Endorsed: Boston Augst 8th 1763 B Franklin Esqr
9. Not found.
1. Eliphalet Dyer (1721–1807), B. A., Yale, 1740, was a prominent Conn. politician and jurist, who served in both the General Assembly, 1747–62, and the Council, 1762–84, as an associate justice of the Superior Court, 1766–89, and as chief justice, 1789–93. An ardent patriot, Dyer was a delegate to the Stamp Act Congress and to the First and later Continental Congresses. He helped to organize the Conn. Susquehannah Co. (founded at Windham, July 18, 1753) and actively promoted its interest for many years. In 1763 he went to England as the Company’s agent to procure a royal charter for the lands which it claimed in northeastern Pa., but owing to the opposition of Thomas Penn and Sir William Johnson he was unsuccessful. DAB; George C. Groce, Jr., “Eliphalet Dyer: Connecticut Revolutionist,” in Richard B. Morris, ed., The Era of the American Revolution (N.Y., 1939), pp. 290–304. For the Susquehannah Co. purchase at Albany, 1754, see map, above, V, 225.
2. Upon the recommendation of the Board of Trade, Jan. 14, 1763, the British government through Gen. Jeffery Amherst ordered Conn. emigration to northeast Pa. halted until the dispute between Thomas Penn and the Susquehannah Co. over the legality of the settlement could be decided by the King in Council. The Susquehannah Co. officially complied, though it did not stop continued emigration by small groups and individuals, and at the same time it sent Dyer on the mission mentioned in the previous note. Julian P. Boyd, ed., The Susquehannah Company Papers (4 vols., Wilkes-Barré, Pa., 1930), II, xxxiii–xlii, 191–3.

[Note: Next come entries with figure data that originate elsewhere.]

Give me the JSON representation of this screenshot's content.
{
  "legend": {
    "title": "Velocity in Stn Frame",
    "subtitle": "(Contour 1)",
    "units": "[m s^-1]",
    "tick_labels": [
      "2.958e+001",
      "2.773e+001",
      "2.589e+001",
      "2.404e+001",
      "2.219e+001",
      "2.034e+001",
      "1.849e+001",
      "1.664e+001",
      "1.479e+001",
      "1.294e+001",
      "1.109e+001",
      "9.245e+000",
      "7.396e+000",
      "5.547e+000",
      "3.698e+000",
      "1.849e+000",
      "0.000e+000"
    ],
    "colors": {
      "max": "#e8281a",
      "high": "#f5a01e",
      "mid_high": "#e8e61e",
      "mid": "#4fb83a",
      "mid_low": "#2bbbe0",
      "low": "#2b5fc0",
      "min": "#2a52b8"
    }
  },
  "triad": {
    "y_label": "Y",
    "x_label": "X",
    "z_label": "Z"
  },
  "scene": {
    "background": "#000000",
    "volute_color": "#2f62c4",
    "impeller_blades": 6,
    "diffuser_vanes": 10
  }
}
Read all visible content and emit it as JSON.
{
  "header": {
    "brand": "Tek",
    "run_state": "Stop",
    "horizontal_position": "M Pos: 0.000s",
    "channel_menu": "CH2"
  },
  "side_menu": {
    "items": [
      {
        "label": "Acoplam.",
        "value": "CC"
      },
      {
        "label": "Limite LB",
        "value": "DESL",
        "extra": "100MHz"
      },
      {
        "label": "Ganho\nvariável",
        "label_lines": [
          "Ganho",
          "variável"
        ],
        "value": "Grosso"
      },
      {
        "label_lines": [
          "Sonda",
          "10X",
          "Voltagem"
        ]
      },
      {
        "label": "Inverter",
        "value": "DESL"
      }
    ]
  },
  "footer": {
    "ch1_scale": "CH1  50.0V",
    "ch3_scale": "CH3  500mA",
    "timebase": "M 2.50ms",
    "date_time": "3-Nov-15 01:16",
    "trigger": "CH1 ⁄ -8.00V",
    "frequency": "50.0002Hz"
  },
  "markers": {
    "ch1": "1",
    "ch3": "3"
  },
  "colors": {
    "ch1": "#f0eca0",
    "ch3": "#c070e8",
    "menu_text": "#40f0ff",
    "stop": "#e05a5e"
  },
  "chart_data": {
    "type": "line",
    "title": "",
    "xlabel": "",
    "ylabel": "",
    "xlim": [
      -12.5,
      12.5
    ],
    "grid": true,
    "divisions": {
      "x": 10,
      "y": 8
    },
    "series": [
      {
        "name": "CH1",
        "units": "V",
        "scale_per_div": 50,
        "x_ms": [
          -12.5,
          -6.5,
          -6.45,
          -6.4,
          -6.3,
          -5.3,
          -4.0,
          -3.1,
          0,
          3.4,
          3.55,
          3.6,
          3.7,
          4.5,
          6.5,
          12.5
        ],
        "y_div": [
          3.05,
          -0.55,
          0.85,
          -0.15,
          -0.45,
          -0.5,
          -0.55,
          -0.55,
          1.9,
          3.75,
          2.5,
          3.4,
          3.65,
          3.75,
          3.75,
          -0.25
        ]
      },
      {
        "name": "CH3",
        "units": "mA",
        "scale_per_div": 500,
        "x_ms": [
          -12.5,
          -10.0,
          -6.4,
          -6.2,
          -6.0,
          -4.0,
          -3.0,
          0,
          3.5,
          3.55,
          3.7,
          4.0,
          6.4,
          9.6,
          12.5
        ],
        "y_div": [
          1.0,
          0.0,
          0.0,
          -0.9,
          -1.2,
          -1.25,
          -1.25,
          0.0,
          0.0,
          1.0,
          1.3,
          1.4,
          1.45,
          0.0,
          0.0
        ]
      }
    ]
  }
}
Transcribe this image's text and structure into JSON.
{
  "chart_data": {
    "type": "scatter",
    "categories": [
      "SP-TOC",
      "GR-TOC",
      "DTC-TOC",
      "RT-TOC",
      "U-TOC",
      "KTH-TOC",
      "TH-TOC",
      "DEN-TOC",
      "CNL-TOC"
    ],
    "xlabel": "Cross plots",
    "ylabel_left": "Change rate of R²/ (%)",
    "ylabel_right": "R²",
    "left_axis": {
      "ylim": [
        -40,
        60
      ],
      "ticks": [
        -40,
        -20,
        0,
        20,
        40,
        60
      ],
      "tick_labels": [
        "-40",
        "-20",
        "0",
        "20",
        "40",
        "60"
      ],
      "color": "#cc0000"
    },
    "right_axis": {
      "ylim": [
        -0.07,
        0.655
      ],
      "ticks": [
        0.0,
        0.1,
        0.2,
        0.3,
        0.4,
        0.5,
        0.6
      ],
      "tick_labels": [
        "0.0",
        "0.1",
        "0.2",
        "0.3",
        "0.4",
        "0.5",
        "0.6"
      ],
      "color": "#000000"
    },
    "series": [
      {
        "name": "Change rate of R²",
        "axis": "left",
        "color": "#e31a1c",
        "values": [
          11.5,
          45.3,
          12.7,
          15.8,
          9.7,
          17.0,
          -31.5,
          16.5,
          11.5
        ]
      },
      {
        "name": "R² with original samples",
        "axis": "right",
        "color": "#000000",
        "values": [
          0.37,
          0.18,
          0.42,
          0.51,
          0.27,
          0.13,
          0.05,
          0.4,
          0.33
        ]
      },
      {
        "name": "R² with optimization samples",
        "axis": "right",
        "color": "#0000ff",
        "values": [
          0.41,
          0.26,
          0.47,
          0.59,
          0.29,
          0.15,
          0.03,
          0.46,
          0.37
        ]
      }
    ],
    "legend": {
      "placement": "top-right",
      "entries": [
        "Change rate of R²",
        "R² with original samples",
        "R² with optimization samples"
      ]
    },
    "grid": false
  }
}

3. Writing to Jared Ingersoll on Aug. 10, 1763, Joseph Chew of New London attributed rather different sentiments to BF; if Conn. “Expected a Government and to obtain a Charter, we should be disappointed,” BF is alleged to have said, “that our Claiming all the Lands to the West Seas was Idle and Ridiculous, that no Person could pretend to think it consistant with common sense to have a Government 60 miles wide, and 3000 miles long, and many things of the kind.” Ibid. p. 265; New Haven Col. Hist. Soc. Papers, IX (1918), 286–7.